On Tuesday, I went to visit the Casa Batllo (baht-gioh) on Passeig de Gracia in Barcelona. Probably more than any other building, except maybe the Gamble House by Greene and Greene in Pasadena, California (and probably two or three others that I can’t think of right now) I was left saying “wow…wow…wow…” at each turn. I know that the Sagrada Familia is supposed to be Gaudi’s masterpiece but this house is just full of amazing features that show his true abilities up close. From the outside during the day…

…and at night…

…to the inside, the house is an amazing work.

Casa Batllo was a remodel of an existing house in the Exiample (shahm-plah) area of town. Gaudi started work on the house in 1904 and completed it in 1906. The house, as with other works by Gaudi, is a prime example of the Modernist movement that was popular in the area during this time. The theme used for the house was something of an under-water one much like 20,000 Leagues Under The Sea and, of course, has very few straight lines. This room has a ceiling that has a whirlpool-type design and the doors that show his use of stained glass and curves:

Here’s a fantasy-styled mushroom-shaped fireplace that I liked:

This photo shows how the same themes and use of materials are carried throughout:

The house is seven stories (counting the basement and attic) and features a light well to bring light and ventilation to all the internal rooms. Gaudi designed this light well to have the tiles get darker blue as they get higher up to make the light consistent throughout the house.

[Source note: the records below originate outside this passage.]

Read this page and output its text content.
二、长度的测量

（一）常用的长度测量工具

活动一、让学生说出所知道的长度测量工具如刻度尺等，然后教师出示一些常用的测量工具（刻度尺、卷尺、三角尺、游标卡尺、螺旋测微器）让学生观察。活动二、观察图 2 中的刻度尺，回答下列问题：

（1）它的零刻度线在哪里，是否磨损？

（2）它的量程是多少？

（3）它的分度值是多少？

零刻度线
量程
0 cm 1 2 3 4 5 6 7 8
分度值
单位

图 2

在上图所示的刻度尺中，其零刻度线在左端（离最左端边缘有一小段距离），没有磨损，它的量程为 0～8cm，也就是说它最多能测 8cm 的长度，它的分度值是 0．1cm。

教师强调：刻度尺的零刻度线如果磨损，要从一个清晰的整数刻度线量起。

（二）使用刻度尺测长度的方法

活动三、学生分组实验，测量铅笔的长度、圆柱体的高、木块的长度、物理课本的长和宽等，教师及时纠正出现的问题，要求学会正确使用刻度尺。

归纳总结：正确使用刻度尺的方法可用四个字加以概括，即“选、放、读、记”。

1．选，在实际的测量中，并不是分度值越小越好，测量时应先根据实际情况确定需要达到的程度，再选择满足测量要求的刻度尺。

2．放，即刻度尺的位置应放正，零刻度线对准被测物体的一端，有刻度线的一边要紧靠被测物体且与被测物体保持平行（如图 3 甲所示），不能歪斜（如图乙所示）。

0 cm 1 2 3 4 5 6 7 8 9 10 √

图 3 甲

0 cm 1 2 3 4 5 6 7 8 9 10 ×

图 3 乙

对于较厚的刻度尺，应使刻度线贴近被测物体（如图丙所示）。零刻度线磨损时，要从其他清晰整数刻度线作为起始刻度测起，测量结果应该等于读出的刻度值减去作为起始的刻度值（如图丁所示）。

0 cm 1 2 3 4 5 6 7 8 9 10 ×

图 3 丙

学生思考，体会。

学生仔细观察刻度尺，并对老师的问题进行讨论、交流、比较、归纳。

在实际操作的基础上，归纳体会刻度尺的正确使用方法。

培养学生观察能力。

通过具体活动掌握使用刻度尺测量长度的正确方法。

I liked this shot of the elevator area at the base of the light well because it really shows the whole nautical theme he was going for:

As with the Padrera I wrote about earlier, he used arch-like structures to hold up the roof of the house. This area is on the top floor and houses laundry and storage areas.

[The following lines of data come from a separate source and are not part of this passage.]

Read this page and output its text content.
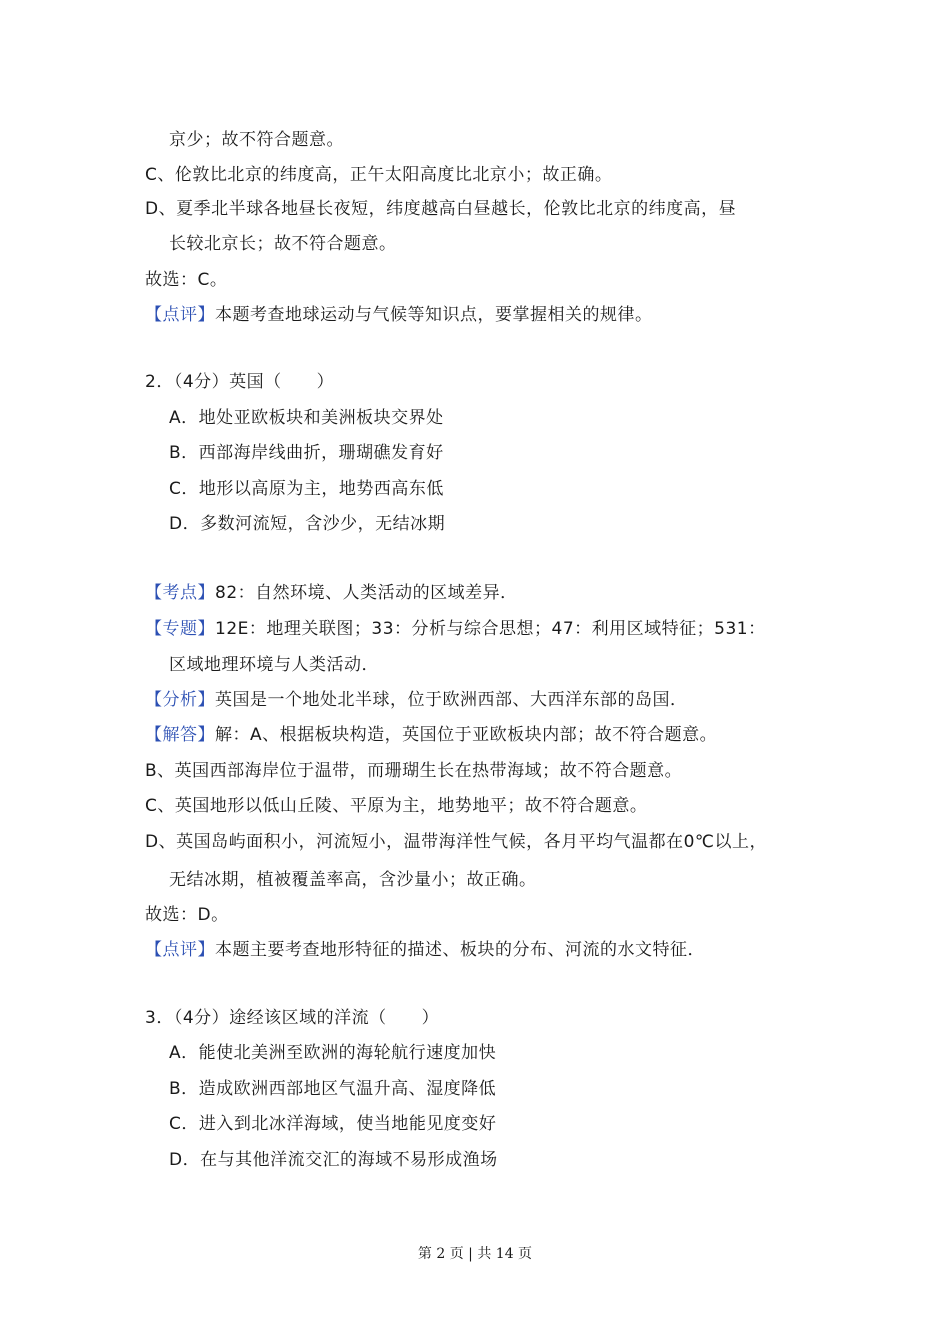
京少；故不符合题意。
C、伦敦比北京的纬度高，正午太阳高度比北京小；故正确。
D、夏季北半球各地昼长夜短，纬度越高白昼越长，伦敦比北京的纬度高，昼
长较北京长；故不符合题意。
故选：C。
【点评】本题考查地球运动与气候等知识点，要掌握相关的规律。
2．（4分）英国（　　）
A．地处亚欧板块和美洲板块交界处
B．西部海岸线曲折，珊瑚礁发育好
C．地形以高原为主，地势西高东低
D．多数河流短，含沙少，无结冰期
【考点】82：自然环境、人类活动的区域差异．
【专题】12E：地理关联图；33：分析与综合思想；47：利用区域特征；531：
区域地理环境与人类活动．
【分析】英国是一个地处北半球，位于欧洲西部、大西洋东部的岛国．
【解答】解：A、根据板块构造，英国位于亚欧板块内部；故不符合题意。
B、英国西部海岸位于温带，而珊瑚生长在热带海域；故不符合题意。
C、英国地形以低山丘陵、平原为主，地势地平；故不符合题意。
D、英国岛屿面积小，河流短小，温带海洋性气候，各月平均气温都在0℃以上，
无结冰期，植被覆盖率高，含沙量小；故正确。
故选：D。
【点评】本题主要考查地形特征的描述、板块的分布、河流的水文特征．
3．（4分）途经该区域的洋流（　　）
A．能使北美洲至欧洲的海轮航行速度加快
B．造成欧洲西部地区气温升高、湿度降低
C．进入到北冰洋海域，使当地能见度变好
D．在与其他洋流交汇的海域不易形成渔场
第 2 页 | 共 14 页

An interesting feature is how he was able to incorporate the use of angled panels that allow fresh air and light into the building but provide privacy and keep things water tight. Here’s a close-up of this simple but excellent idea:

This stairway leads to the roof where there’s a great outdoor area:

Also as with the Pedrera, Gaudi made the chimneys an artistic part of the house. This shows and example along with how he used broken tile to cover all the irregular shapes:

And, of course, the use of a four-“armed” cross as he did in all his buildings:

Finally, here’s a shot from the roof towards the street that shows some of the building materials and surfaces:

Casa Batllo is located about four blocks from the hotel I stayed at and was the first Modernist/Gaudi building that I saw after arrival in Barcelona. I wish these photos could do the place justice but, trust me, the place is an amazing site both inside and outside. I have a great appreciate for Antonio Gaudi and the whole Modernist movement that I didn’t even know existed one week ago.

…now I know what to do with my first $100 million!